I think a duvet is more like a fluffy quilt, or a down comforter, but used without a top sheet.


Here's a UK explanation for if it's useful...... - duvet - most people use these now. It's a padded fluffy bed cover which keeps you warm. You buy a duvet that's the same size as your bed, and they come in different grades, from a small amount of warmth to extremely warm. They are filled with either down/feathers or with a synthetic filling. You always buy a duvet cover and this can be any colour or design, usually bought as a set with two pillow cases. A duvet cover is like two sheets sewn together, and you take it off the duvet to wash it. - quilt - is sort of old fasioned, but still used, usually with a sheet underneath (you wash the sheet but not the quilt). A quilt is padded and is there to give warmth. It doesn't have a cover and is often very beautiful, like for example a patchwork quilt.


Duvet is the conforter


I agree. I vote for "cover".


We don't really use the term "duvet" here in the Midwest, either.

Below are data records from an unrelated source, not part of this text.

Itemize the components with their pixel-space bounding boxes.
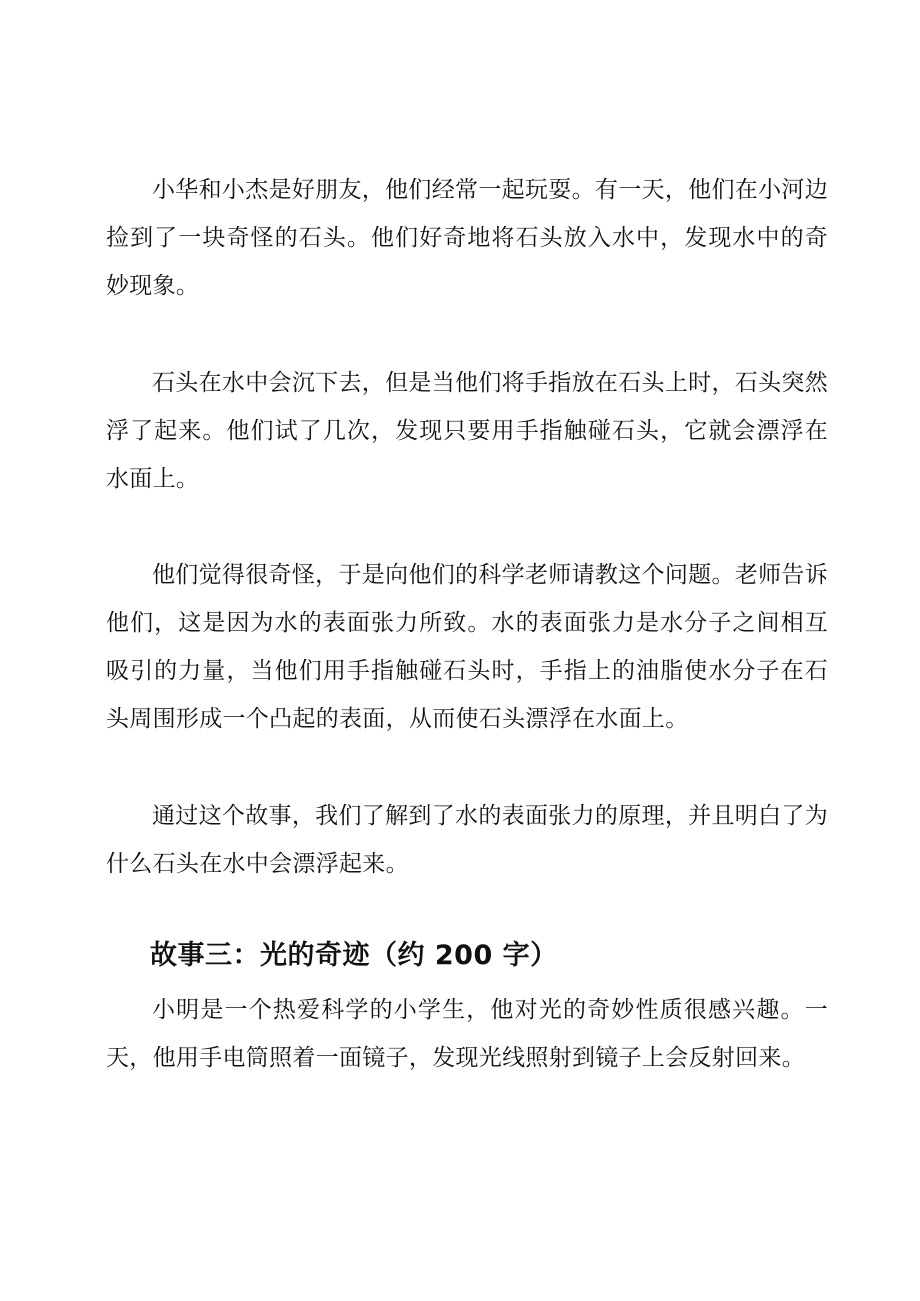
section-heading: 故事三：光的奇迹（约 200 字） [150, 940, 558, 971]
paragraph-1: 小华和小杰是好朋友，他们经常一起玩耍。有一天，他们在小河边捡到了一块奇怪的石头。他们好奇地将石头放入水中，发现水中的奇妙现象。 [106, 177, 828, 299]
paragraph-4: 通过这个故事，我们了解到了水的表面张力的原理，并且明白了为什么石头在水中会漂浮起来。 [106, 803, 828, 877]
paragraph-5: 小明是一个热爱科学的小学生，他对光的奇妙性质很感兴趣。一天，他用手电筒照着一面镜子，发现光线照射到镜子上会反射回来。 [106, 997, 828, 1071]
paragraph-3: 他们觉得很奇怪，于是向他们的科学老师请教这个问题。老师告诉他们，这是因为水的表面张力所致。水的表面张力是水分子之间相互吸引的力量，当他们用手指触碰石头时，手指上的油脂使水分子在石头周围形成一个凸起的表面，从而使石头漂浮在水面上。 [106, 562, 828, 732]
paragraph-2: 石头在水中会沉下去，但是当他们将手指放在石头上时，石头突然浮了起来。他们试了几次，发现只要用手指触碰石头，它就会漂浮在水面上。 [106, 370, 828, 492]
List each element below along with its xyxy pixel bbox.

Exactly what I was going to say. I am from NEPA.


why is an article 'a' needed here, what is the indication for it in the Swedish sentence?


You don't need an indication, it is grammatically in correct not to use 'a' in English.


I can never remember what a "duvet" is.
Can someone tell me how to translate "täcke" to American English?


"Quilt" is an acceptable translation


it should be "Jag sover utan en täcke" right? since the translation says its "a quilt".


In Swedish, it's more idiomatic to leave the indefinite article out. (Also, it's "ett täcke")


Could en täcke also be a blanket, or is it specifically a duvet?


ett täcke, but we use filt for a blanket. :)


Why "a duvet" instead of "duvet"? There is no "ett" in Swedish.


It's idiomatic in English to always use the article, but the article is optional in Swedish, and it's more often left out.


We use the word 'doona' for täcke in Australia.


That's also accepted. :)


"I am sleeping without a duvet" sounds kinda weird to me as a native English speaker. This makes it sound like it's happening right now. Is the person sleep-talking in this scenario? We'd normally only say this as a joke. E.g. "Are you awake? No, I am sleeping". It could be used to refer to a specific time e.g. "I am sleeping without a duvet tonight" implying this is an exception to the norm, or just "I sleep without a duvet" which infers this is the norm.